I found this interesting article by Alain de Botton in the New York Times and though it might be of interest to you.
IT’S one of the things we are most afraid might happen to us. We go to great lengths to avoid it. And yet we do it all the same: We marry the wrong person.
Partly, it’s because we have a bewildering array of
problems that emerge when we try to get close to others. We seem normal only to
those who don’t know us very well. In a wiser, more self-aware society than our
own, a standard question on any early dinner date would be: “And how are you
crazy?”
Perhaps we have a latent tendency to get furious
when someone disagrees with us or can relax only when we are working; perhaps
we’re tricky about intimacy after sex or clam up in response to humiliation.
Nobody’s perfect. The problem is that before marriage, we rarely delve into our
complexities. Whenever casual relationships threaten to reveal our flaws, we blame
our partners and call it a day. As for our friends, they don’t care enough to
do the hard work of enlightening us. One of the privileges of being on our own
is therefore the sincere impression that we are really quite easy to live with.
Our partners are no more self-aware. Naturally, we
make a stab at trying to understand them. We visit their families. We look at
their photos, we meet their college friends. All this contributes to a sense
that we’ve done our homework. We haven’t. Marriage ends up as a hopeful,
generous, infinitely kind gamble taken by two people who don’t know yet who
they are or who the other might be, binding themselves to a future they cannot
conceive of and have carefully avoided investigating.
For most of recorded history, people married for
logical sorts of reasons: because her parcel of land adjoined yours, his family
had a flourishing business, her father was the magistrate in town, there was a
castle to keep up, or both sets of parents subscribed to the same
interpretation of a holy text. And from such reasonable marriages, there flowed
loneliness, infidelity, abuse, hardness of heart and screams heard through the
nursery doors. The marriage of reason was not, in hindsight, reasonable at all;
it was often expedient, narrow-minded, snobbish and exploitative. That is why
what has replaced it — the marriage of feeling — has largely been spared the
need to account for itself.
What matters in the marriage of feeling is that two
people are drawn to each other by an overwhelming instinct and know in their
hearts that it is right. Indeed, the more imprudent a marriage appears (perhaps
it’s been only six months since they met; one of them has no job or both are
barely out of their teens), the safer it can feel. Recklessness is taken as a counterweight
to all the errors of reason, that catalyst of misery, that accountant’s demand.

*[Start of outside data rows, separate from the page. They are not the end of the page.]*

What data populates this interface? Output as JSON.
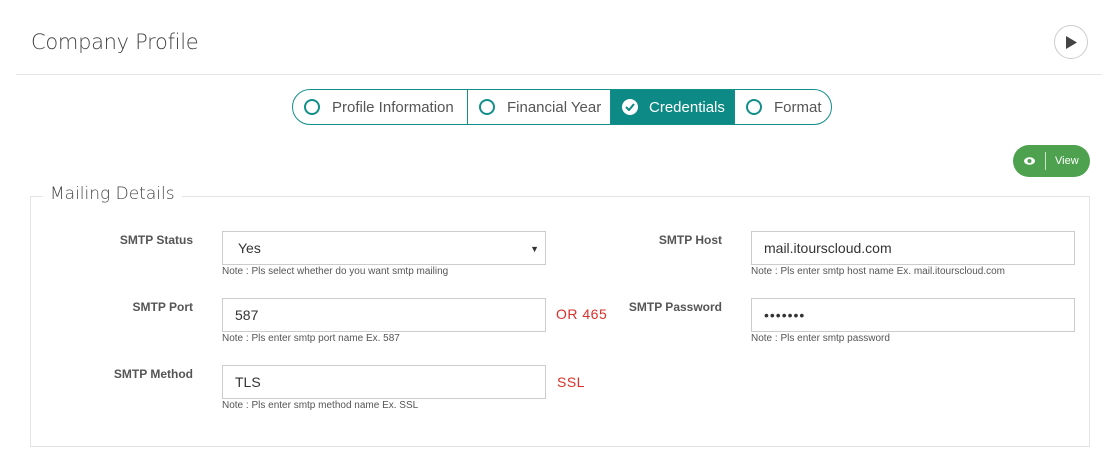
{
  "header": {
    "title": "Company Profile",
    "play_icon": "play-icon"
  },
  "tabs": [
    {
      "label": "Profile Information",
      "state": "unselected"
    },
    {
      "label": "Financial Year",
      "state": "unselected"
    },
    {
      "label": "Credentials",
      "state": "active"
    },
    {
      "label": "Format",
      "state": "unselected"
    }
  ],
  "view_button": {
    "label": "View",
    "icon": "eye-icon"
  },
  "section": {
    "legend": "Mailing Details"
  },
  "fields": {
    "smtp_status": {
      "label": "SMTP Status",
      "value": "Yes",
      "note": "Note : Pls select whether do you want smtp mailing"
    },
    "smtp_host": {
      "label": "SMTP Host",
      "value": "mail.itourscloud.com",
      "note": "Note : Pls enter smtp host name Ex. mail.itourscloud.com"
    },
    "smtp_port": {
      "label": "SMTP Port",
      "value": "587",
      "note": "Note : Pls enter smtp port name Ex. 587",
      "annotation": "OR 465"
    },
    "smtp_password": {
      "label": "SMTP Password",
      "value": "•••••••",
      "note": "Note : Pls enter smtp password"
    },
    "smtp_method": {
      "label": "SMTP Method",
      "value": "TLS",
      "note": "Note : Pls enter smtp method name Ex. SSL",
      "annotation": "SSL"
    }
  },
  "colors": {
    "accent": "#0d8a85",
    "view_button": "#4ea24f",
    "annotation": "#d9302c"
  }
}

The prestige of instinct is the traumatized reaction against too many centuries
of unreasonable reason.
But though we believe ourselves to be seeking
happiness in marriage, it isn’t that simple. What we really seek is familiarity
— which may well complicate any plans we might have had for happiness. We are
looking to recreate, within our adult relationships, the feelings we knew so
well in childhood. The love most of us will have tasted early on was often
confused with other, more destructive dynamics: feelings of wanting to help an
adult who was out of control, of being deprived of a parent’s warmth or scared
of his anger, of not feeling secure enough to communicate our wishes. How
logical, then, that we should as grown-ups find ourselves rejecting certain
candidates for marriage not because they are wrong but because they are too
right — too balanced, mature, understanding and reliable — given that in our
hearts, such rightness feels foreign. We marry the wrong people because we
don’t associate being loved with feeling happy.

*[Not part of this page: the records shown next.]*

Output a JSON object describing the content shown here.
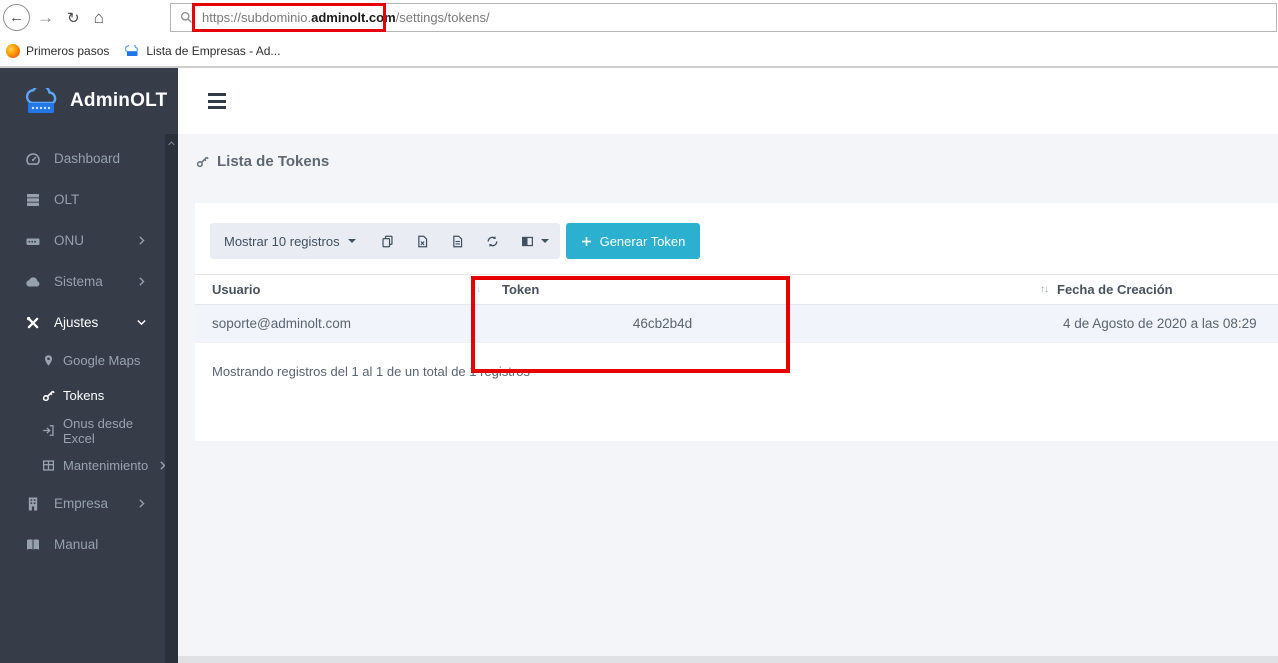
{
  "browser": {
    "url_pre": "https://subdominio.",
    "url_bold": "adminolt.com",
    "url_post": "/settings/tokens/",
    "bookmarks": [
      {
        "label": "Primeros pasos"
      },
      {
        "label": "Lista de Empresas - Ad..."
      }
    ]
  },
  "glyphs": {
    "back": "←",
    "forward": "→",
    "reload": "↻",
    "home": "⌂",
    "sort": "↑↓"
  },
  "sidebar": {
    "logo_text": "AdminOLT",
    "items": [
      {
        "label": "Dashboard"
      },
      {
        "label": "OLT"
      },
      {
        "label": "ONU"
      },
      {
        "label": "Sistema"
      },
      {
        "label": "Ajustes"
      },
      {
        "label": "Google Maps"
      },
      {
        "label": "Tokens"
      },
      {
        "label": "Onus desde Excel"
      },
      {
        "label": "Mantenimiento"
      },
      {
        "label": "Empresa"
      },
      {
        "label": "Manual"
      }
    ]
  },
  "page": {
    "title": "Lista de Tokens"
  },
  "toolbar": {
    "length_label": "Mostrar 10 registros",
    "generate_label": "Generar Token"
  },
  "table": {
    "headers": {
      "usuario": "Usuario",
      "token": "Token",
      "fecha": "Fecha de Creación"
    },
    "rows": [
      {
        "usuario": "soporte@adminolt.com",
        "token": "46cb2b4d",
        "fecha": "4 de Agosto de 2020 a las 08:29"
      }
    ],
    "info": "Mostrando registros del 1 al 1 de un total de 1 registros"
  },
  "colors": {
    "accent": "#2bb0cf",
    "annotation": "#e60000",
    "sidebar_bg": "#363d49",
    "logo_blue": "#2276e8"
  }
}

We make mistakes, too, because we are so lonely. No
one can be in an optimal frame of mind to choose a partner when remaining
single feels unbearable. We have to be wholly at peace with the prospect of
many years of solitude in order to be appropriately picky; otherwise, we risk
loving no longer being single rather more than we love the partner who spared
us that fate.
Finally, we marry to make a nice feeling permanent.
We imagine that marriage will help us to bottle the joy we felt when the
thought of proposing first came to us: Perhaps we were in Venice, on the
lagoon, in a motorboat, with the evening sun throwing glitter across the sea,
chatting about aspects of our souls no one ever seemed to have grasped before,
with the prospect of dinner in a risotto place a little later. We married to
make such sensations permanent but failed to see that there was no solid
connection between these feelings and the institution of marriage.
Indeed, marriage tends decisively to move us onto
another, very different and more administrative plane, which perhaps unfolds in
a suburban house, with a long commute and maddening children who kill the
passion from which they emerged. The only ingredient in common is the partner.
And that might have been the wrong ingredient to bottle.
The good news is that it doesn’t matter if we find
we have married the wrong person.
We mustn’t abandon him or her, only the founding
Romantic idea upon which the Western understanding of marriage has been based
the last 250 years: that a perfect being exists who can meet all our needs and
satisfy our every yearning.
We need to swap the Romantic view for a tragic (and
at points comedic) awareness that every human will frustrate, anger, annoy,
madden and disappoint us — and we will (without any malice) do the same to
them. There can be no end to our sense of emptiness and incompleteness. But
none of this is unusual or grounds for divorce. Choosing whom to commit
ourselves to is merely a case of identifying which particular variety of
suffering we would most like to sacrifice ourselves for.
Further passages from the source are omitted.